Von Darren Aronofsky, der 2014 mit der seltsamen Bibelverfilmung "Noah" erstaunt hat, 2010 mit "Black Swan" das Quälballettfilmgenre in Fantasy-Sphären überhöht hat und 2008 mit "The Wrestler" Mickey Rourke zu einem Fast-Comeback verholfen hat, kommt am Freitag "Mother!" ins Kino. Der Film ist ein Horrorthriller, der in keine Schubladen passen will. Und es ist höfliche Zurückhaltung, das rücksichtsvolle Verschweigen eigener Bedürfnisse, das hier aus einer trauten Zweisamkeit die schiere Hölle werden lässt.
Mutter (es gibt keine Namen in diesem Film, gespielt wird sie von Jennifer Lawrence) und Er (Javier Bardem) bewohnen zu zweit ein einsam gelegenes, mehrstöckiges altes Haus, an dem Mutter hingebungsvoll und kompetent herumrenoviert, während Er, berühmter Schriftsteller, sich mit einer Schreibblockade abquält.
Dann steht eines Abends, gerade haben es sich die beiden auf der Couch gemütlich gemacht, ein Mann (Ed Harris) vor der Tür und fragt nach einem Zimmer, er habe gehört, hier sei eine Pension. Er bittet den Mann herein, noch bevor Mutter protestieren kann. Der Mann benimmt sich gleich schlecht, "ich dachte, das wär deine Tochter, nicht deine Frau" (zwischen Bardem und Lawrence sind 21 Jahre Unterschied), doch Er findet das ganz normal, und Mutter muss das Gästezimmer zurechtmachen.
Am nächsten Tag stellt sich heraus, der Mann ist in Wahrheit glühender Fan des Schriftstellers. Dann steht auf einmal eine Frau (Michelle Pfeiffer) vor der Tür, es ist die Ehefrau von Mann, und die drängt Mutter gleich emotional in die Ecke und fragt, warum es denn noch keine Kinder gebe. Während die Männer sich betrinken, kritisiert die Frau an Mutters fader Unterwäsche herum, kommentiert das Haus abschätzig, und Mutter versucht, höflich zu bleiben.

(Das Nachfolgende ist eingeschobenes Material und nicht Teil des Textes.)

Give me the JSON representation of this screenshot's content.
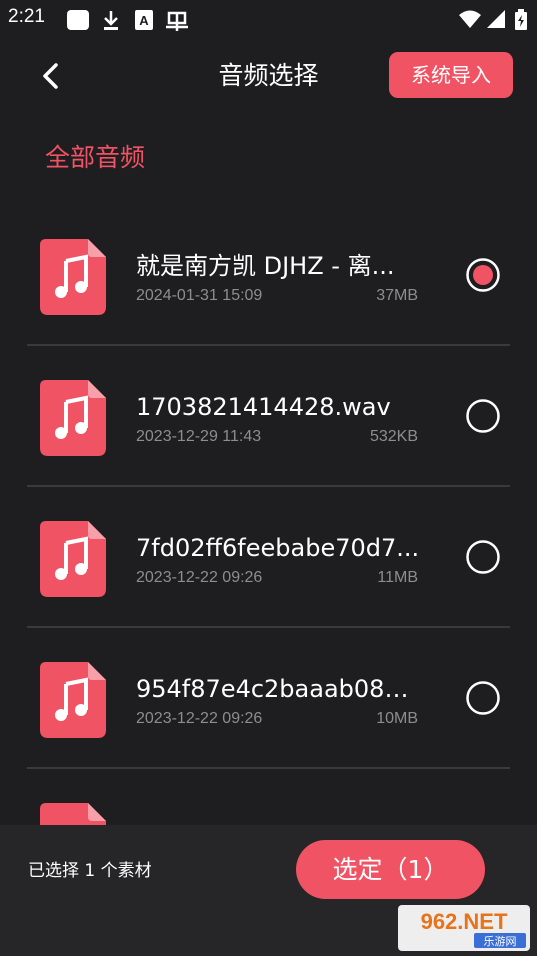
{
  "status_bar": {
    "time": "2:21"
  },
  "header": {
    "title": "音频选择",
    "import_label": "系统导入"
  },
  "section": {
    "label": "全部音频"
  },
  "files": [
    {
      "name": "就是南方凯 DJHZ - 离...",
      "date": "2024-01-31 15:09",
      "size": "37MB",
      "selected": true
    },
    {
      "name": "1703821414428.wav",
      "date": "2023-12-29 11:43",
      "size": "532KB",
      "selected": false
    },
    {
      "name": "7fd02ff6feebabe70d7...",
      "date": "2023-12-22 09:26",
      "size": "11MB",
      "selected": false
    },
    {
      "name": "954f87e4c2baaab08a...",
      "date": "2023-12-22 09:26",
      "size": "10MB",
      "selected": false
    },
    {
      "name": "",
      "date": "",
      "size": "",
      "selected": false
    }
  ],
  "footer": {
    "selected_text": "已选择 1 个素材",
    "confirm_label": "选定（1）"
  },
  "watermark": {
    "main": "962.NET",
    "sub": "乐游网"
  },
  "colors": {
    "accent": "#f05363",
    "background": "#1e1e20"
  }
}
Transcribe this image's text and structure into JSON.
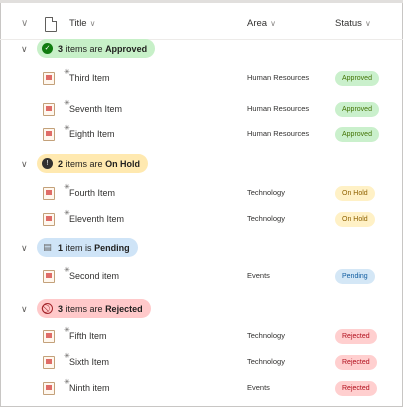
{
  "header": {
    "title_label": "Title",
    "area_label": "Area",
    "status_label": "Status",
    "caret": "∨"
  },
  "groups": [
    {
      "count": "3",
      "text": "items are",
      "status": "Approved",
      "icon": "check-circle-icon",
      "color": "#c7f0c8",
      "items": [
        {
          "title": "Third Item",
          "area": "Human Resources",
          "status": "Approved"
        },
        {
          "title": "Seventh Item",
          "area": "Human Resources",
          "status": "Approved"
        },
        {
          "title": "Eighth Item",
          "area": "Human Resources",
          "status": "Approved"
        }
      ]
    },
    {
      "count": "2",
      "text": "items are",
      "status": "On Hold",
      "icon": "exclamation-circle-icon",
      "color": "#ffe9b0",
      "items": [
        {
          "title": "Fourth Item",
          "area": "Technology",
          "status": "On Hold"
        },
        {
          "title": "Eleventh Item",
          "area": "Technology",
          "status": "On Hold"
        }
      ]
    },
    {
      "count": "1",
      "text": "item is",
      "status": "Pending",
      "icon": "clipboard-icon",
      "color": "#cfe4f7",
      "items": [
        {
          "title": "Second item",
          "area": "Events",
          "status": "Pending"
        }
      ]
    },
    {
      "count": "3",
      "text": "items are",
      "status": "Rejected",
      "icon": "blocked-icon",
      "color": "#ffc9ca",
      "items": [
        {
          "title": "Fifth Item",
          "area": "Technology",
          "status": "Rejected"
        },
        {
          "title": "Sixth Item",
          "area": "Technology",
          "status": "Rejected"
        },
        {
          "title": "Ninth item",
          "area": "Events",
          "status": "Rejected"
        }
      ]
    }
  ]
}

Doch das ist erst der Beginn eines Eindringlingshorrors, der bis zum Äußersten und darüber hinaus geht.
"Mother!" macht grenzenlos neugierig, wie die Geschichte denn weitergeht, und mit dem Immer-mehr-immer-wilder ist der Film tatsächlich eine Weile auch abwechslungsreich, garniert mit Entsetzlichkeiten wie Höllenfeuer, Sektenkult, Bürgerkrieg und Menstrua tionsblut. Doch Aronofsky will noch mehr, will doppelte Böden, dreifache Bedeutungsebenen, das große Ganze zwischen Mann und Frau mit durchdringendem Blick analysieren. Dass der patriarchale Mechanismus zwischen genialischem Schöpfermann und treu sorgendem Eheweib so klassisch wie destruktiv ist, wird hier als großes Mysterium enthüllt, ist aber in Wahrheit so banal, dass es Kopfschmerzen verursacht, länger über den Film nachzudenken.
Ja, Aronofsky hat verstanden, dass es oft die undankbare Rolle einer (jüngeren, begehrenswerten) Frau ist, für den Künstlerehemann dekorative Folie zu sein, der Begriff "Trophy Wife", "Trophäengattin", hat sich da im Englischen durchgesetzt. Zugleich umsorgt diese Frau ihn während seines kreativen Schaffensprozesses. Das ist so deprimierend wie unoriginell, aber wird hier mit dem kühnen Blick dessen inszeniert, der das für eine riskante, provokante Neuigkeit hält - was eventuell daran liegt, dass ihm selbst die hegende Rolle nicht vertraut ist. Schließlich ist Aronofsky selbst genialischer Künstler regisseur, dessen Hang zum Metaphysischen ihn oft über die Grenze in Richtung Kitsch treibt.
Und doch, "Mother!" - ja, mit Rufzeichen, um zu markieren wie anders und wild alles ist - ist ein Film, der mit seiner Eskalation ins immer noch Heftigere unterhält. Nach einem grotesk übersteigerten Finale wird aber deutlich: Was vordergründig wirkt wie bedeutungsschwerer Symbolismus und Allegorie, ist bloße Dünnbrettbohrerei mit großer Geste und vielen Spezial effekten. Da hilft keine Höflichkeit.
Film: "Mother!", Horrorfilm, USA 2017, Regie: Darren Aronofsky. Mit Jennifer Lawrence, Javier Bardem, Ed Harris, Michelle Pfeiffer.